Rudyard Kipling described the South Downs as "Our blunt, bow-headed whale-backed Downs”. This landscape of rolling hills and valleys is underpinned by its geology. Thin soils and unimproved flower rich grassland overlay white porous chalk (limestone) made up of dead marine animals laid down over millions of years. This porous rock holds much of the drinking water the people of Sussex rely on. Clean chalk springs surge from the base of its scarp slopes, such as the one found at Fulking and Edburton. These springs fed streams meander through the landscape supporting an unusual diversity of wildlife including important fish populations and many specialist insect species.

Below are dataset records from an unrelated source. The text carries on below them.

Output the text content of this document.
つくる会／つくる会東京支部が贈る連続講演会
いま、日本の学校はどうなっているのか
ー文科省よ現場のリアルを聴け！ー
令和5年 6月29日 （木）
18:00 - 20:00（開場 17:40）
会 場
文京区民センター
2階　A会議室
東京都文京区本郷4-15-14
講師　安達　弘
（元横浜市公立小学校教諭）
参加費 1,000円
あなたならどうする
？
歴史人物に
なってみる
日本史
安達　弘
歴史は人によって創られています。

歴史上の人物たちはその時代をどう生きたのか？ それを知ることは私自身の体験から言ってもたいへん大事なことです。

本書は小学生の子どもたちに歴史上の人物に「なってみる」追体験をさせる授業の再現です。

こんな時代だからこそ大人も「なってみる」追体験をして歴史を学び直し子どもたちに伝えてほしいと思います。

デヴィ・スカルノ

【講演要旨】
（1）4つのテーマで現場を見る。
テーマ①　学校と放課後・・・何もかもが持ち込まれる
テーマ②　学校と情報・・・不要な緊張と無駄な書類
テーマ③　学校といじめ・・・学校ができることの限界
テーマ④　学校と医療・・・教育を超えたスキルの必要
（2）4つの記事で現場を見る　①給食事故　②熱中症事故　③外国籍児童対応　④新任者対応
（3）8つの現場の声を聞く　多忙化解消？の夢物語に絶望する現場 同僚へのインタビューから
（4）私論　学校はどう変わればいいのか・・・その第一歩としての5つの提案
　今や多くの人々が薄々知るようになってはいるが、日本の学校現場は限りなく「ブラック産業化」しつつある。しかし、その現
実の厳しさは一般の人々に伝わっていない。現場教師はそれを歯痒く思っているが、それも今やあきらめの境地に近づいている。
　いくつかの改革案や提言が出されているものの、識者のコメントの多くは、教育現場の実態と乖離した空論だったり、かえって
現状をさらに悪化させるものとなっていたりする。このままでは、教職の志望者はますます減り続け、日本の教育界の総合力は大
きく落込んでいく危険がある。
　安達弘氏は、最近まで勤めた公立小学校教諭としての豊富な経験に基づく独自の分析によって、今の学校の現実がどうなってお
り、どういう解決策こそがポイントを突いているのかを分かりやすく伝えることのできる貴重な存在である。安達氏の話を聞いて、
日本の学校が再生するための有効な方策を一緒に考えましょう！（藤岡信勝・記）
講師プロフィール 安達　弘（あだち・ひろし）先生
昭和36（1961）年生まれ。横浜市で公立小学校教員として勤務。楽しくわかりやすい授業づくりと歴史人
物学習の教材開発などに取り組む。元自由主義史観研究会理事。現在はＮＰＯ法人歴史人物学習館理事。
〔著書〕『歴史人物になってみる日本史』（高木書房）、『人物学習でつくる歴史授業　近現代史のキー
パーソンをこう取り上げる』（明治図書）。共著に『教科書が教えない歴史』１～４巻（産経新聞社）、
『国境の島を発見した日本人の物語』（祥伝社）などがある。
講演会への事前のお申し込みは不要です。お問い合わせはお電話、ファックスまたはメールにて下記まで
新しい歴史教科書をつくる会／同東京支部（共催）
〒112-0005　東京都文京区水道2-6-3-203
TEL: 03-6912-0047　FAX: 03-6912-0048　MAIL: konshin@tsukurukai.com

An iconic landscape of Sussex and Hampshire this linear feature is made up of closely cropped grassland, arable fields and steeply growing “Hanger woods”. Archaeological evidence has revealed that this landscape has been inhabited and utilized for thousands of years. This can be seen in the ancient hillforts and earthworks found along its length. Many of its rare habitats are the result of this human influence, something we try and emulate to avoid further loss.
Why is it Special?
Downland turf is one this country’s richest habitats. One of the most common statistics used to define this unimproved grassland is “up to 50 different plants can be recorded in one square meter of turf”. More plants can be found in a square of Downland turf than in any other habitat. These include many rarities such as round headed rampion, chalk milkwort and bastard toad flax. These rare species sit cheek by jowl with different grasses including quaking grass and sheeps fescue, flowering plants including birds foot trefoil and wild thyme, orchids such as burnt orchid and musk. All provide valuable food and shelter to many species of insect and butterfly. Downland butterflies include Adonis blue and silver spotted skipper and moths such as scarce forester.

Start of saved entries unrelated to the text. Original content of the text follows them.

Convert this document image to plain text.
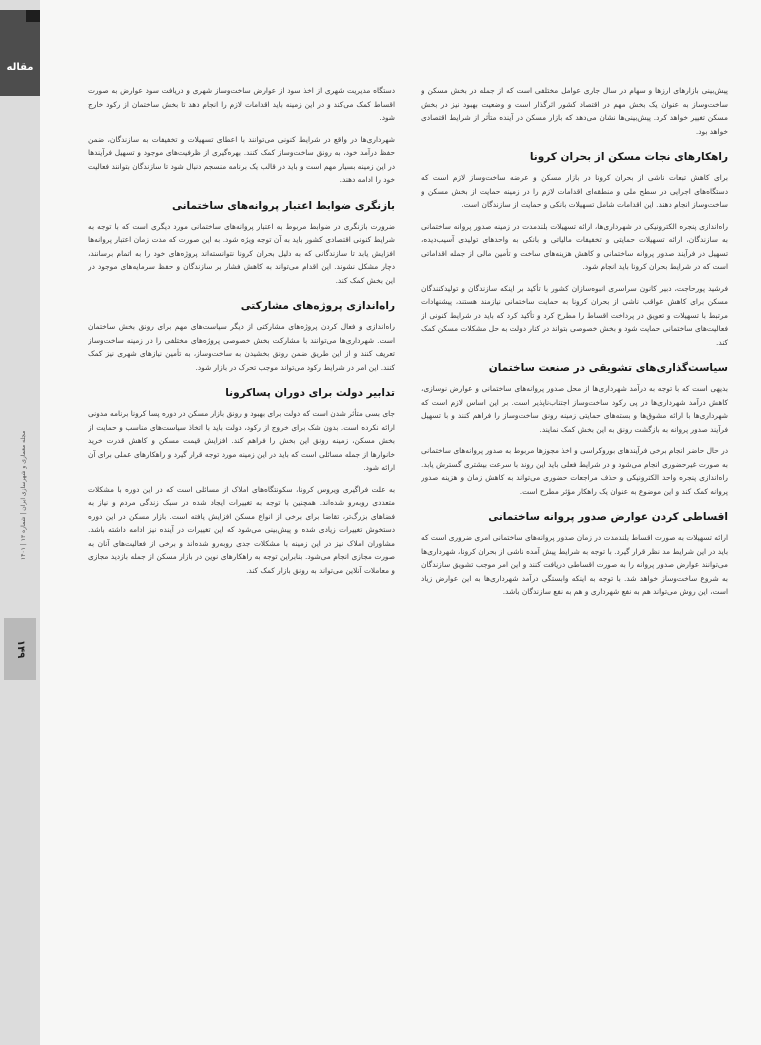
مقاله
مجله معماری و شهرسازی ایران | شماره ۱۳ | ۱۴۰۱
۱۴۹

پیش‌بینی بازارهای ارزها و سهام در سال جاری عوامل مختلفی است که از جمله در بخش مسکن و ساخت‌وساز به عنوان یک بخش مهم در اقتصاد کشور اثرگذار است و وضعیت بهبود نیز در بخش مسکن تغییر خواهد کرد. پیش‌بینی‌ها نشان می‌دهد که بازار مسکن در آینده متأثر از شرایط اقتصادی خواهد بود.

راهکارهای نجات مسکن از بحران کرونا

برای کاهش تبعات ناشی از بحران کرونا در بازار مسکن و عرضه ساخت‌وساز لازم است که دستگاه‌های اجرایی در سطح ملی و منطقه‌ای اقدامات لازم را در زمینه حمایت از بخش مسکن و ساخت‌وساز انجام دهند. این اقدامات شامل تسهیلات بانکی و حمایت از سازندگان است.

راه‌اندازی پنجره الکترونیکی در شهرداری‌ها، ارائه تسهیلات بلندمدت در زمینه صدور پروانه ساختمانی به سازندگان، ارائه تسهیلات حمایتی و تخفیفات مالیاتی و بانکی به واحدهای تولیدی آسیب‌دیده، تسهیل در فرآیند صدور پروانه ساختمانی و کاهش هزینه‌های ساخت و تأمین مالی از جمله اقداماتی است که در شرایط بحران کرونا باید انجام شود.

فرشید پورحاجت، دبیر کانون سراسری انبوه‌سازان کشور با تأکید بر اینکه سازندگان و تولیدکنندگان مسکن برای کاهش عواقب ناشی از بحران کرونا به حمایت ساختمانی نیازمند هستند، پیشنهادات مرتبط با تسهیلات و تعویق در پرداخت اقساط را مطرح کرد و تأکید کرد که باید در شرایط کنونی از فعالیت‌های ساختمانی حمایت شود و بخش خصوصی بتواند در کنار دولت به حل مشکلات مسکن کمک کند.

سیاست‌گذاری‌های تشویقی در صنعت ساختمان

بدیهی است که با توجه به درآمد شهرداری‌ها از محل صدور پروانه‌های ساختمانی و عوارض نوسازی، کاهش درآمد شهرداری‌ها در پی رکود ساخت‌وساز اجتناب‌ناپذیر است. بر این اساس لازم است که شهرداری‌ها با ارائه مشوق‌ها و بسته‌های حمایتی زمینه رونق ساخت‌وساز را فراهم کنند و با تسهیل فرآیند صدور پروانه به بازگشت رونق به این بخش کمک نمایند.

در حال حاضر انجام برخی فرآیندهای بوروکراسی و اخذ مجوزها مربوط به صدور پروانه‌های ساختمانی به صورت غیرحضوری انجام می‌شود و در شرایط فعلی باید این روند با سرعت بیشتری گسترش یابد. راه‌اندازی پنجره واحد الکترونیکی و حذف مراجعات حضوری می‌تواند به کاهش زمان و هزینه صدور پروانه کمک کند و این موضوع به عنوان یک راهکار مؤثر مطرح است.

اقساطی کردن عوارض صدور پروانه ساختمانی

ارائه تسهیلات به صورت اقساط بلندمدت در زمان صدور پروانه‌های ساختمانی امری ضروری است که باید در این شرایط مد نظر قرار گیرد. با توجه به شرایط پیش آمده ناشی از بحران کرونا، شهرداری‌ها می‌توانند عوارض صدور پروانه را به صورت اقساطی دریافت کنند و این امر موجب تشویق سازندگان به شروع ساخت‌وساز خواهد شد. با توجه به اینکه وابستگی درآمد شهرداری‌ها به این عوارض زیاد است، این روش می‌تواند هم به نفع شهرداری و هم به نفع سازندگان باشد.

دستگاه مدیریت شهری از اخذ سود از عوارض ساخت‌وساز شهری و دریافت سود عوارض به صورت اقساط کمک می‌کند و در این زمینه باید اقدامات لازم را انجام دهد تا بخش ساختمان از رکود خارج شود.

شهرداری‌ها در واقع در شرایط کنونی می‌توانند با اعطای تسهیلات و تخفیفات به سازندگان، ضمن حفظ درآمد خود، به رونق ساخت‌وساز کمک کنند. بهره‌گیری از ظرفیت‌های موجود و تسهیل فرآیندها در این زمینه بسیار مهم است و باید در قالب یک برنامه منسجم دنبال شود تا سازندگان بتوانند فعالیت خود را ادامه دهند.

بازنگری ضوابط اعتبار پروانه‌های ساختمانی

ضرورت بازنگری در ضوابط مربوط به اعتبار پروانه‌های ساختمانی مورد دیگری است که با توجه به شرایط کنونی اقتصادی کشور باید به آن توجه ویژه شود. به این صورت که مدت زمان اعتبار پروانه‌ها افزایش یابد تا سازندگانی که به دلیل بحران کرونا نتوانسته‌اند پروژه‌های خود را به اتمام برسانند، دچار مشکل نشوند. این اقدام می‌تواند به کاهش فشار بر سازندگان و حفظ سرمایه‌های موجود در این بخش کمک کند.

راه‌اندازی پروژه‌های مشارکتی

راه‌اندازی و فعال کردن پروژه‌های مشارکتی از دیگر سیاست‌های مهم برای رونق بخش ساختمان است. شهرداری‌ها می‌توانند با مشارکت بخش خصوصی پروژه‌های مختلفی را در زمینه ساخت‌وساز تعریف کنند و از این طریق ضمن رونق بخشیدن به ساخت‌وساز، به تأمین نیازهای شهری نیز کمک کنند. این امر در شرایط رکود می‌تواند موجب تحرک در بازار شود.

تدابیر دولت برای دوران پسا‌کرونا

جای بسی متأثر شدن است که دولت برای بهبود و رونق بازار مسکن در دوره پسا کرونا برنامه مدونی ارائه نکرده است. بدون شک برای خروج از رکود، دولت باید با اتخاذ سیاست‌های مناسب و حمایت از بخش مسکن، زمینه رونق این بخش را فراهم کند. افزایش قیمت مسکن و کاهش قدرت خرید خانوارها از جمله مسائلی است که باید در این زمینه مورد توجه قرار گیرد و راهکارهای عملی برای آن ارائه شود.

به علت فراگیری ویروس کرونا، سکونتگاه‌های املاک از مسائلی است که در این دوره با مشکلات متعددی روبه‌رو شده‌اند. همچنین با توجه به تغییرات ایجاد شده در سبک زندگی مردم و نیاز به فضاهای بزرگ‌تر، تقاضا برای برخی از انواع مسکن افزایش یافته است. بازار مسکن در این دوره دستخوش تغییرات زیادی شده و پیش‌بینی می‌شود که این تغییرات در آینده نیز ادامه داشته باشد. مشاوران املاک نیز در این زمینه با مشکلات جدی روبه‌رو شده‌اند و برخی از فعالیت‌های آنان به صورت مجازی انجام می‌شود. بنابراین توجه به راهکارهای نوین در بازار مسکن از جمله بازدید مجازی و معاملات آنلاین می‌تواند به رونق بازار کمک کند.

However this rare chalk grassland habitat has declined by over 90% over the twentieth century. Neglect and changing farming practices have seen many flower rich meadows disappear under scrub, woodland or just ploughed up.
How do we manage it?
Historically this landscape was the result of hundreds of years of intense sheep grazing. However with many ancient meadows now under scrub and woodland its management is much harder. Grazing with sheep and cattle though still at the heart of how we manage this habitat many hours are spent clearing scrub and woodland from its steep slopes. Over the winter month’s volunteers help clear areas of scrub followed in the summer with more cutting and raking off of the regrowth. This is always followed up with grazing.

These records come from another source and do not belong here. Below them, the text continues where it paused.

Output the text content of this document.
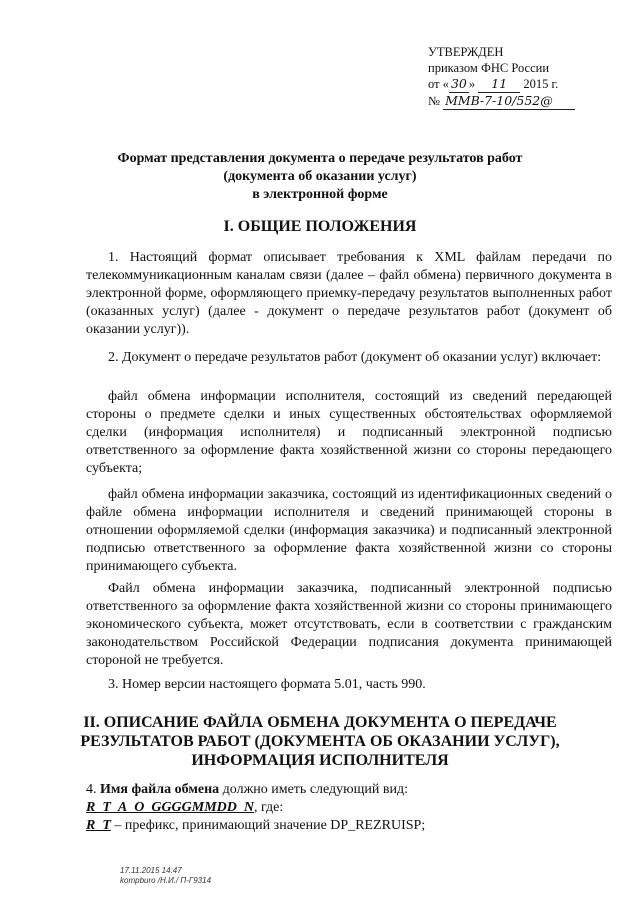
УТВЕРЖДЕН
приказом ФНС России
от « 30 » 11 2015 г.
№ ММВ-7-10/552@
Формат представления документа о передаче результатов работ
(документа об оказании услуг)
в электронной форме
I. ОБЩИЕ ПОЛОЖЕНИЯ
1. Настоящий формат описывает требования к XML файлам передачи по телекоммуникационным каналам связи (далее – файл обмена) первичного документа в электронной форме, оформляющего приемку-передачу результатов выполненных работ (оказанных услуг) (далее - документ о передаче результатов работ (документ об оказании услуг)).
2. Документ о передаче результатов работ (документ об оказании услуг) включает:
файл обмена информации исполнителя, состоящий из сведений передающей стороны о предмете сделки и иных существенных обстоятельствах оформляемой сделки (информация исполнителя) и подписанный электронной подписью ответственного за оформление факта хозяйственной жизни со стороны передающего субъекта;
файл обмена информации заказчика, состоящий из идентификационных сведений о файле обмена информации исполнителя и сведений принимающей стороны в отношении оформляемой сделки (информация заказчика) и подписанный электронной подписью ответственного за оформление факта хозяйственной жизни со стороны принимающего субъекта.
Файл обмена информации заказчика, подписанный электронной подписью ответственного за оформление факта хозяйственной жизни со стороны принимающего экономического субъекта, может отсутствовать, если в соответствии с гражданским законодательством Российской Федерации подписания документа принимающей стороной не требуется.
3. Номер версии настоящего формата 5.01, часть 990.
II. ОПИСАНИЕ ФАЙЛА ОБМЕНА ДОКУМЕНТА О ПЕРЕДАЧЕ
РЕЗУЛЬТАТОВ РАБОТ (ДОКУМЕНТА ОБ ОКАЗАНИИ УСЛУГ),
ИНФОРМАЦИЯ ИСПОЛНИТЕЛЯ
4. Имя файла обмена должно иметь следующий вид:
R_T_A_O_GGGGMMDD_N, где:
R_T – префикс, принимающий значение DP_REZRUISP;
17.11.2015 14:47
kompburo /Н.И./ П-Г9314
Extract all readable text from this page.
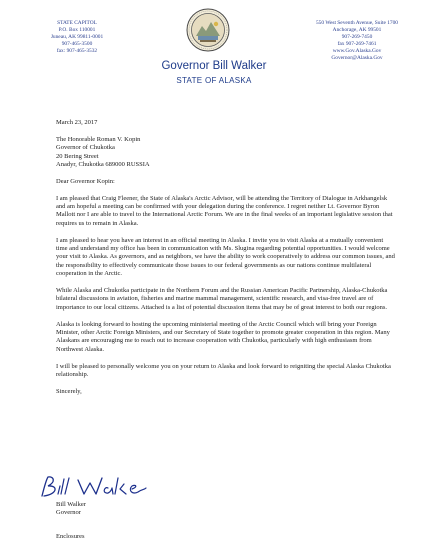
STATE CAPITOL
P.O. Box 110001
Juneau, AK 99811-0001
907-465-3500
fax: 907-465-3532
550 West Seventh Avenue, Suite 1700
Anchorage, AK 99501
907-269-7450
fax 907-269-7461
www.Gov.Alaska.Gov
Governor@Alaska.Gov
Governor Bill Walker
STATE OF ALASKA

March 23, 2017

The Honorable Roman V. Kopin
Governor of Chukotka
20 Bering Street
Anadyr, Chukotka 689000 RUSSIA

Dear Governor Kopin:

I am pleased that Craig Fleener, the State of Alaska's Arctic Advisor, will be attending the Territory of Dialogue in Arkhangelsk and am hopeful a meeting can be confirmed with your delegation during the conference. I regret neither Lt. Governor Byron Mallott nor I are able to travel to the International Arctic Forum. We are in the final weeks of an important legislative session that requires us to remain in Alaska.

I am pleased to hear you have an interest in an official meeting in Alaska. I invite you to visit Alaska at a mutually convenient time and understand my office has been in communication with Ms. Slugina regarding potential opportunities. I would welcome your visit to Alaska. As governors, and as neighbors, we have the ability to work cooperatively to address our common issues, and the responsibility to effectively communicate those issues to our federal governments as our nations continue multilateral cooperation in the Arctic.

While Alaska and Chukotka participate in the Northern Forum and the Russian American Pacific Partnership, Alaska-Chukotka bilateral discussions in aviation, fisheries and marine mammal management, scientific research, and visa-free travel are of importance to our local citizens. Attached is a list of potential discussion items that may be of great interest to both our regions.

Alaska is looking forward to hosting the upcoming ministerial meeting of the Arctic Council which will bring your Foreign Minister, other Arctic Foreign Ministers, and our Secretary of State together to promote greater cooperation in this region. Many Alaskans are encouraging me to reach out to increase cooperation with Chukotka, particularly with high enthusiasm from Northwest Alaska.

I will be pleased to personally welcome you on your return to Alaska and look forward to reigniting the special Alaska Chukotka relationship.

Sincerely,

Bill Walker
Governor
Enclosures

Restoration of these rare and rich grasslands can take many decades of aftercare once lost.
When to visit?
Winter can provide you with views of the beautiful bare bones of this rolling landscape. However summer is the best time. Between May and August many of our rare butterflies and wild flowers can be enjoyed. You have two opportunities to see Adonis blue butterflies as they have two broods, one in May then again in August.